The tech sector is pulling out the big guns.
Google, the Web's top search company and one of technology's most influential powers in Washington, will post a link on its home page tomorrow to notify users of Google's opposition to controversial antipiracy bills being debated in Congress.
The company confirmed in a statement that it will join Wikipedia, Reddit, and other influential tech firms in staging protests of varying kinds against the Stop Online Piracy Act (SOPA) and Protect IP Act (PIPA), which are backed by big entertainment and media interests. (Read a roundup of our SOPA and PIPA coverage here.)
"Like many businesses, entrepreneurs, and Web users, we oppose these bills because there are smart, targeted ways to shut down foreign rogue Web sites without asking American companies to censor the Internet," a Google representative said. "So tomorrow we will be joining many other tech companies to highlight this issue on our U.S. home page."
In response to questions about how the protest link would be displayed on the page, all Google would say is that the link would not replace the company logo.
Not everyone who opposes the legislation agrees on how best to stage a protest.
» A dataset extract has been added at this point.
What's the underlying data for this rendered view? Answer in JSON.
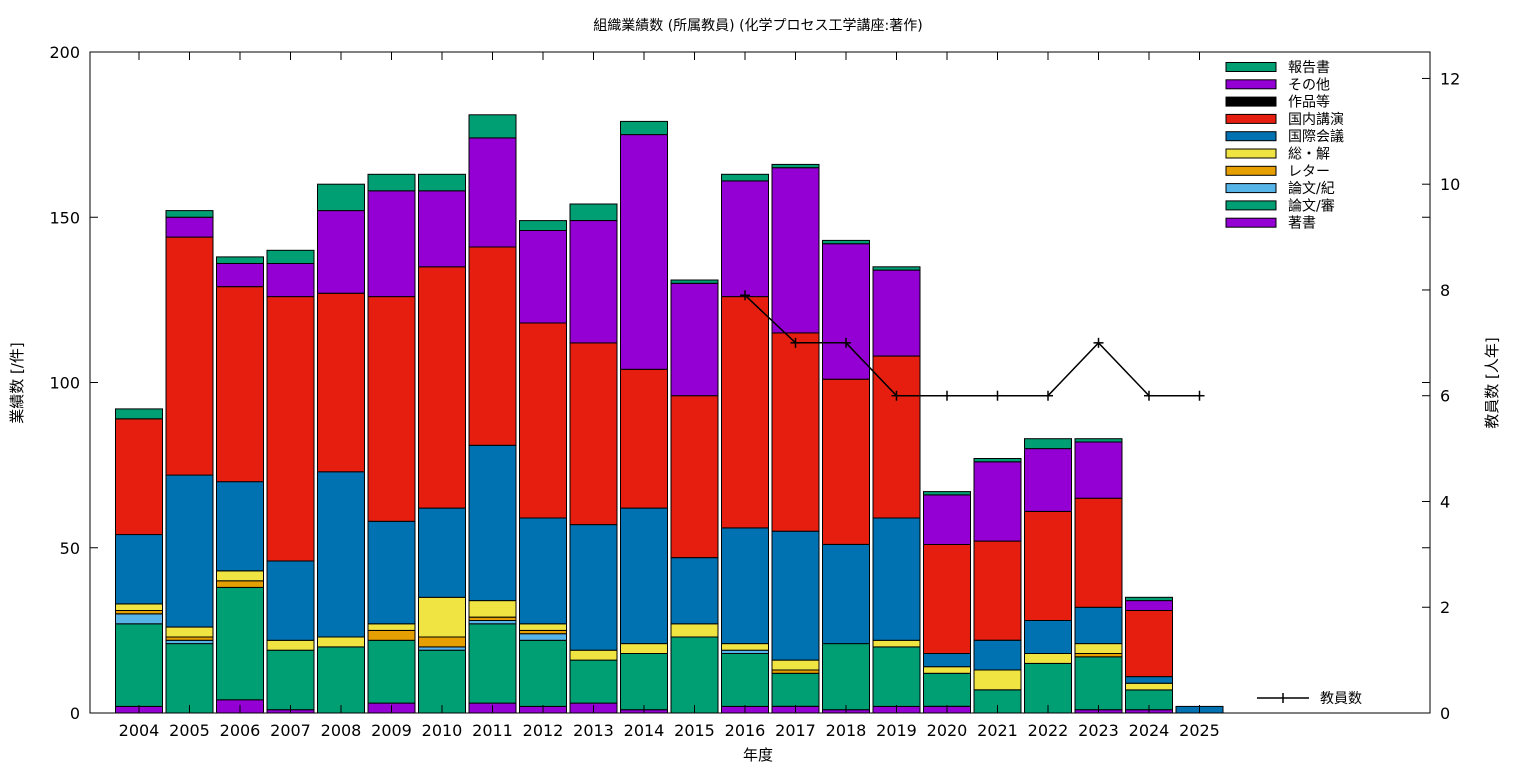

None of the protests appear to take as dramatic a step as the one planned by Wikipedia. The English version of the Web encyclopedia is scheduled to go dark for 24 hours.
The past weekend will likely long be remembered as a turning point in the debate over how to fight online piracy in the United States. Supporters of SOPA and PIPA once could boast of wide bipartisan support, but the proposals suffered a series of blows starting Thursday, when the Senate leaders decided to eliminate an important provision in PIPA.
By Friday, both houses of Congress had eliminated a requirement in each bill that would have compelled U.S. Internet service providers to cut off access to foreign sites accused of piracy.
Following that, a group of Senators--some who once supported PIPA--requested that a vote on the bill be delayed. The request was denied, but things kept getting worse for antipiracy proponents. On Saturday word came that the House would delay a vote on SOPA. And then finally, the White House, considered an ally of the music and film industries, suggested in a statement that the president would not support several cornerstone provisions of the bills.
All of the news culminated in what may come to be known in the entertainment sector as Black Sunday. Rupert Murdoch, chairman of News Corp. and one of the world's preeminent media tycoons, displayed a rare public tantrum via Twitter. In his posts, he accused the president of taking his marching orders from "Silicon Valley paymasters." Murdoch suggested Google was whipping up opposition and was a "piracy leader."
Google called Murdoch's accusations "nonsense."
Whatever it was, the outburst illustrated the frustration of copyright owners. There was no hiding that the tide of the legislative battle had reversed and copyright owners were alarmed.
Nonetheless, the fight still has a long way to go.
Senate Majority Leader Harry Reid (D-Nev.) plans to go ahead with a vote on PIPA on January 24. In the meantime, the tech sector will move forward with its protests in an attempt to enlist help from the masses.